Works by Mariano José de Larra (II)
Works by Mariano José de Larra (II)

In yesterday's article we began with the first part of this article dedicated to an analysis of the most relevant works of Mariano José de Larra, mostly known by his pseudonym "Figaro" in the articles he wrote at the time of Spanish romanticism.

If you missed this first part, don't worry because you can access it directly by pressing the direct link provided below.


Works by Mariano José de Larra

Continuing with Mariano José de Larra's literary legacy of articles on social and political criticism, it is important to point out that the highest point of his lyrics was marked by costumbrista and social articles. In them, the vividness of the dialogues and the irony with which he continually expressed himself, made them reach critical purity.

In addition to this, another remarkable aspect of his writings was his deep involvement in social inequalities, hence he did not hesitate to harshly criticize the useless role played by the bourgeoisie for society.

His commitment to the problems of the country was also reflected in his writings emphasizing the problems that abounded in Spanish society.
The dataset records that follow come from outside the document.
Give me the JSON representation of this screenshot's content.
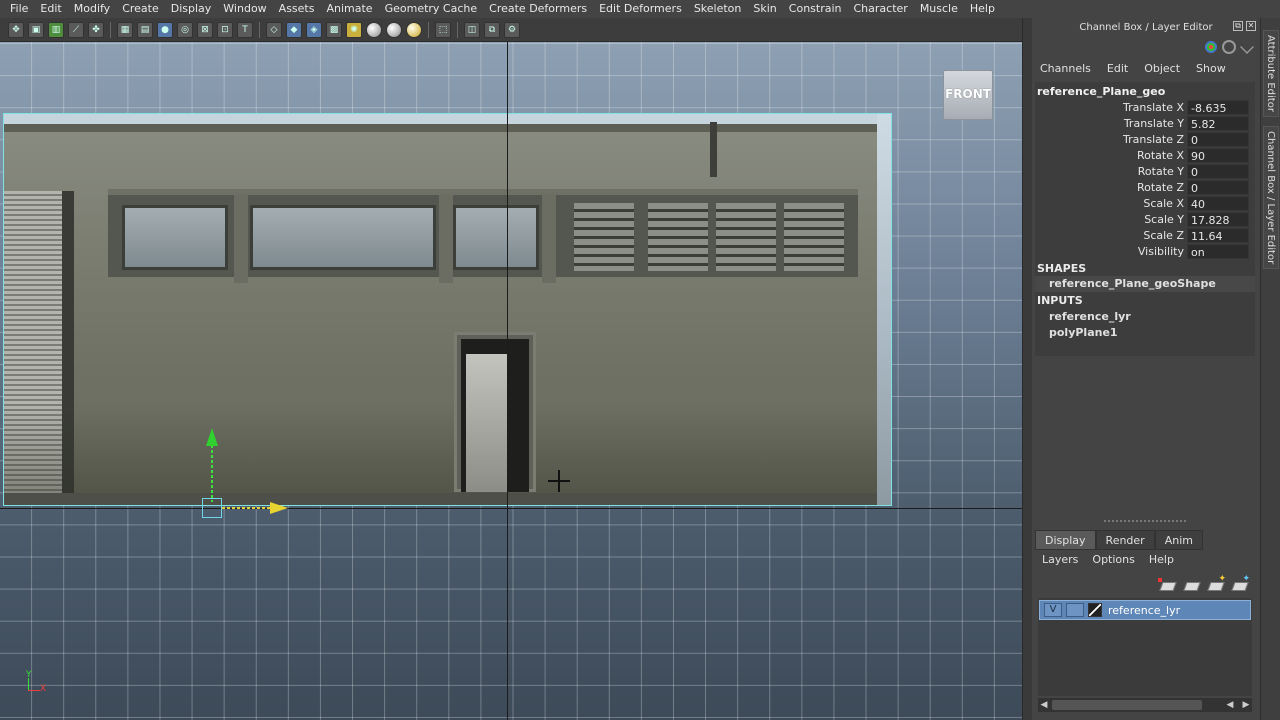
{
  "menubar": {
    "items": [
      "File",
      "Edit",
      "Modify",
      "Create",
      "Display",
      "Window",
      "Assets",
      "Animate",
      "Geometry Cache",
      "Create Deformers",
      "Edit Deformers",
      "Skeleton",
      "Skin",
      "Constrain",
      "Character",
      "Muscle",
      "Help"
    ]
  },
  "viewport": {
    "view_label": "FRONT"
  },
  "channel_box": {
    "title": "Channel Box / Layer Editor",
    "menu": [
      "Channels",
      "Edit",
      "Object",
      "Show"
    ],
    "object_name": "reference_Plane_geo",
    "attributes": [
      {
        "label": "Translate X",
        "value": "-8.635"
      },
      {
        "label": "Translate Y",
        "value": "5.82"
      },
      {
        "label": "Translate Z",
        "value": "0"
      },
      {
        "label": "Rotate X",
        "value": "90"
      },
      {
        "label": "Rotate Y",
        "value": "0"
      },
      {
        "label": "Rotate Z",
        "value": "0"
      },
      {
        "label": "Scale X",
        "value": "40"
      },
      {
        "label": "Scale Y",
        "value": "17.828"
      },
      {
        "label": "Scale Z",
        "value": "11.64"
      },
      {
        "label": "Visibility",
        "value": "on"
      }
    ],
    "shapes_header": "SHAPES",
    "shape_name": "reference_Plane_geoShape",
    "inputs_header": "INPUTS",
    "inputs": [
      "reference_lyr",
      "polyPlane1"
    ]
  },
  "layer_editor": {
    "tabs": [
      "Display",
      "Render",
      "Anim"
    ],
    "active_tab": "Display",
    "menu": [
      "Layers",
      "Options",
      "Help"
    ],
    "layer": {
      "visibility": "V",
      "name": "reference_lyr"
    }
  },
  "side_tabs": [
    "Attribute Editor",
    "Channel Box / Layer Editor"
  ],
  "axis_gizmo": {
    "y": "Y",
    "x": "X"
  },
  "colors": {
    "selection": "#5e87b8",
    "wireframe_highlight": "#7fe3e3",
    "y_axis": "#36e036",
    "x_axis": "#ec3e3e",
    "manipulator_x": "#e8d431"
  }
}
However, he not only criticized the bad, but also highlighted the virtues that the nation had, all with the intention of not feeling patriotic inferiority.

In his articles titled «Come backtomorrow» and «No one passes without talking to the doorman» speaks in a harsh and ironic way about the subject we talked about earlier about the bourgeoisie.
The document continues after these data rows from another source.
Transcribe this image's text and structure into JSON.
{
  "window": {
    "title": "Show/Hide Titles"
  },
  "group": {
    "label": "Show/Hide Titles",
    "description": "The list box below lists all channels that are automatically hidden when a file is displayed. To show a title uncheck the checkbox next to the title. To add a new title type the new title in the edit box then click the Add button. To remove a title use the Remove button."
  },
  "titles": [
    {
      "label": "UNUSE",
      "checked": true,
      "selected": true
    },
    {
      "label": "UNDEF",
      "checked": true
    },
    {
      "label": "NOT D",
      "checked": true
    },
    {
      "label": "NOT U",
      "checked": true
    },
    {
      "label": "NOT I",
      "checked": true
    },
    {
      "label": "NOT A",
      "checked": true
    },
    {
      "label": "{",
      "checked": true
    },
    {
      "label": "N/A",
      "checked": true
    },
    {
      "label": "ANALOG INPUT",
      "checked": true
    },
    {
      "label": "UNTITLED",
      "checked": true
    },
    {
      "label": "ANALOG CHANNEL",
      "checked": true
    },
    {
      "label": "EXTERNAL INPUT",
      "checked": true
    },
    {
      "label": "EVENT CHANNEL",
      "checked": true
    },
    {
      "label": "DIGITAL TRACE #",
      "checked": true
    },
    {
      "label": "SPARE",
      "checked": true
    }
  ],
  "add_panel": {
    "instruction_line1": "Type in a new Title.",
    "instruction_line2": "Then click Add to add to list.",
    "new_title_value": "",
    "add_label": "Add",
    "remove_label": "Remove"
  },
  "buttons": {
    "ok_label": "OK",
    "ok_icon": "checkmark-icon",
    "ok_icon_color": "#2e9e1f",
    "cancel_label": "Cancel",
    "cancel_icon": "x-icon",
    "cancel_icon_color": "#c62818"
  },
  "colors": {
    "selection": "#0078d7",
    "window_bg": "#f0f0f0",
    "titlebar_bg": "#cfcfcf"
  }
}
On the other hand, the article called «In this country» satires the bad habit that Spaniards have of dramatizing and recreating the problems they have and praising what good that the others are.

For its part, the article «A prisoner of death» criticizes society with an ironic face because on certain occasions it is capable of turning death and everything that surrounds you in a show.

But, by far, the most important articles by Mariano José de Larra, considered masterpieces, were those en titled «The Day of the Dead 1836» and "Christmas Eve 1836". In them, the bitterness and nihilism in which he felt submerged is reflected with abysmal sincerity. The anxiety caused by the obvious backwardness of Spanish society compared to the evolution of other countries, the continuous and unsolvable problems of politics and the difficulties he was going through in his personal life, plunged him into a depression of such a level that suicide was the only way out of this "agony".

Regarding thestyleof Mariano José de Larra, his rebelliousness and non-conformity is evident. The formula that characterized it is based on making a portrait of life in a confused and chaotic way.